The city will honor eight officers who succumbed to illnesses related to working amid the toxic debris at ground zero, the New York Post reports.

Police Commissioner Raymond Kelly and Mayor Michael Bloomberg will preside over a May 9 ceremony paying tribute to eight fallen officers who died from a litany of diseases linked to their work at the site of the World Trade Center, the Post reports.

One of those officers will be Det. James Zadroga, who died of a respiratory disease in 2006 after spending more than 400 hours sifting through the smoldering ruins at ground zero.

"It's a bittersweet victory," Joseph Zadroga, James's father, told CBS News.com.

"It's joyful but I'd rather have him here," he said. "I know it's something that Jimmy would want."


Read the story of NYPD Detective James Zadroga.
James Zadroga was the first NYPD officer to have his death directly linked to his work at ground zero. Subsequently, he emerged as a symbol for the plight of thousands whose health rapidly deteriorated after their long days toiling in the rubble at ground zero.

Last May, a woman who died of lung disease five months after Sept. 11, 2001 was added to the medical examiner's list of attack victims. It marked the first time the city officially linked a death to the toxic dust caused by the World Trade Center's collapse. However, the city has long resisted adding names of sick 9/11 responders who died to the official victim's list - despite mounting medical evidence that suggests a strong link.


Read about the 9/11 health crisis stemming from the toxic air at ground zero.

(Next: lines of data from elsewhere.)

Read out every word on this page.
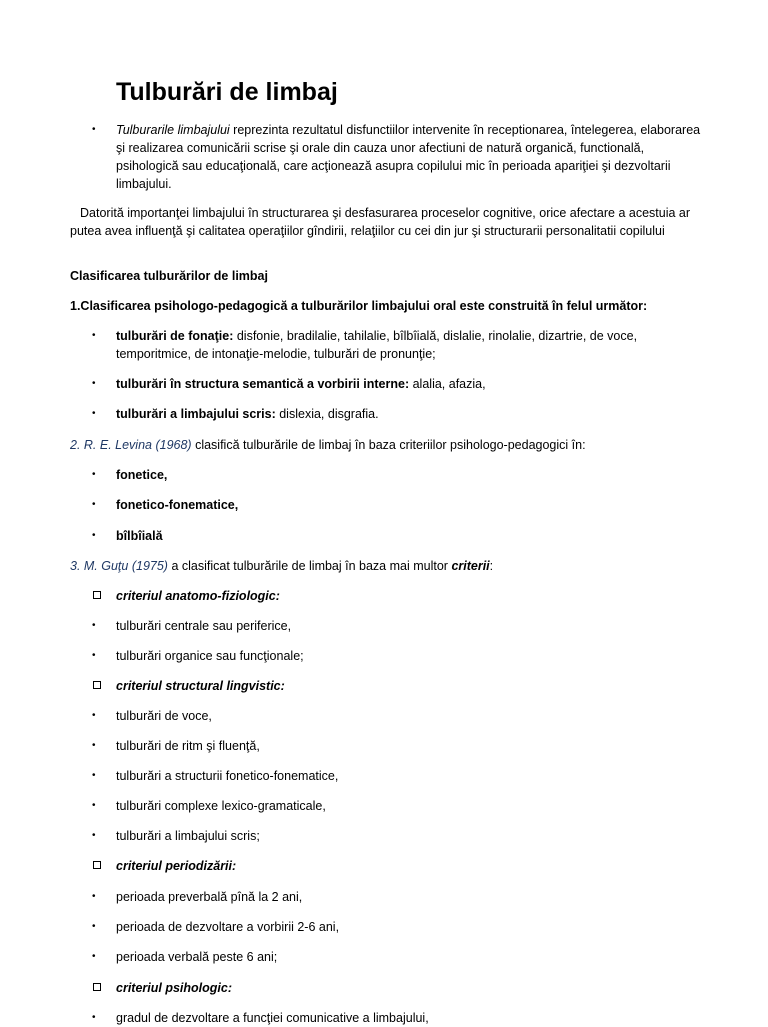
Tulburări de limbaj
• Tulburarile limbajului reprezinta rezultatul disfunctiilor intervenite în receptionarea, întelegerea, elaborarea şi realizarea comunicării scrise şi orale din cauza unor afectiuni de natură organică, functională, psihologică sau educaţională, care acţionează asupra copilului mic în perioada apariţiei şi dezvoltarii limbajului.
Datorită importanţei limbajului în structurarea şi desfasurarea proceselor cognitive, orice afectare a acestuia ar putea avea influenţă şi calitatea operaţiilor gîndirii, relaţiilor cu cei din jur şi structurarii personalitatii copilului
Clasificarea tulburărilor de limbaj
1.Clasificarea psihologo-pedagogică a tulburărilor limbajului oral este construită în felul următor:
• tulburări de fonaţie: disfonie, bradilalie, tahilalie, bîlbîială, dislalie, rinolalie, dizartrie, de voce, temporitmice, de intonaţie-melodie, tulburări de pronunţie;
• tulburări în structura semantică a vorbirii interne: alalia, afazia,
• tulburări a limbajului scris: dislexia, disgrafia.
2. R. E. Levina (1968) clasifică tulburările de limbaj în baza criteriilor psihologo-pedagogici în:
• fonetice,
• fonetico-fonematice,
• bîlbîială
3. M. Guţu (1975) a clasificat tulburările de limbaj în baza mai multor criterii:
criteriul anatomo-fiziologic:
• tulburări centrale sau periferice,
• tulburări organice sau funcţionale;
criteriul structural lingvistic:
• tulburări de voce,
• tulburări de ritm şi fluenţă,
• tulburări a structurii fonetico-fonematice,
• tulburări complexe lexico-gramaticale,
• tulburări a limbajului scris;
criteriul periodizării:
• perioada preverbală pînă la 2 ani,
• perioada de dezvoltare a vorbirii 2-6 ani,
• perioada verbală peste 6 ani;
criteriul psihologic:
• gradul de dezvoltare a funcţiei comunicative a limbajului,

Of the 70,000 people taking part in Mount Sinai Medical Center's World Trade Center health study, 85 percent are suffering some kind of respiratory problem. Medical experts now say the toxic cloud sparked at ground zero has not only caused severe breathing problems in the short term but also will likely spawn diseases like cancer in the years to come. The mounting medical evidence has put pressure on lawmakers to fund monitoring and treatment for sick responders.

In addition to Zadroga, the Post reports that those receiving plaques on the wall include police officers James Godbe, Thomas Brophy, Ronald Weintraub and Angelo Peluso and Detectives John Young, Kevin Hawkins, and Robert Williamson.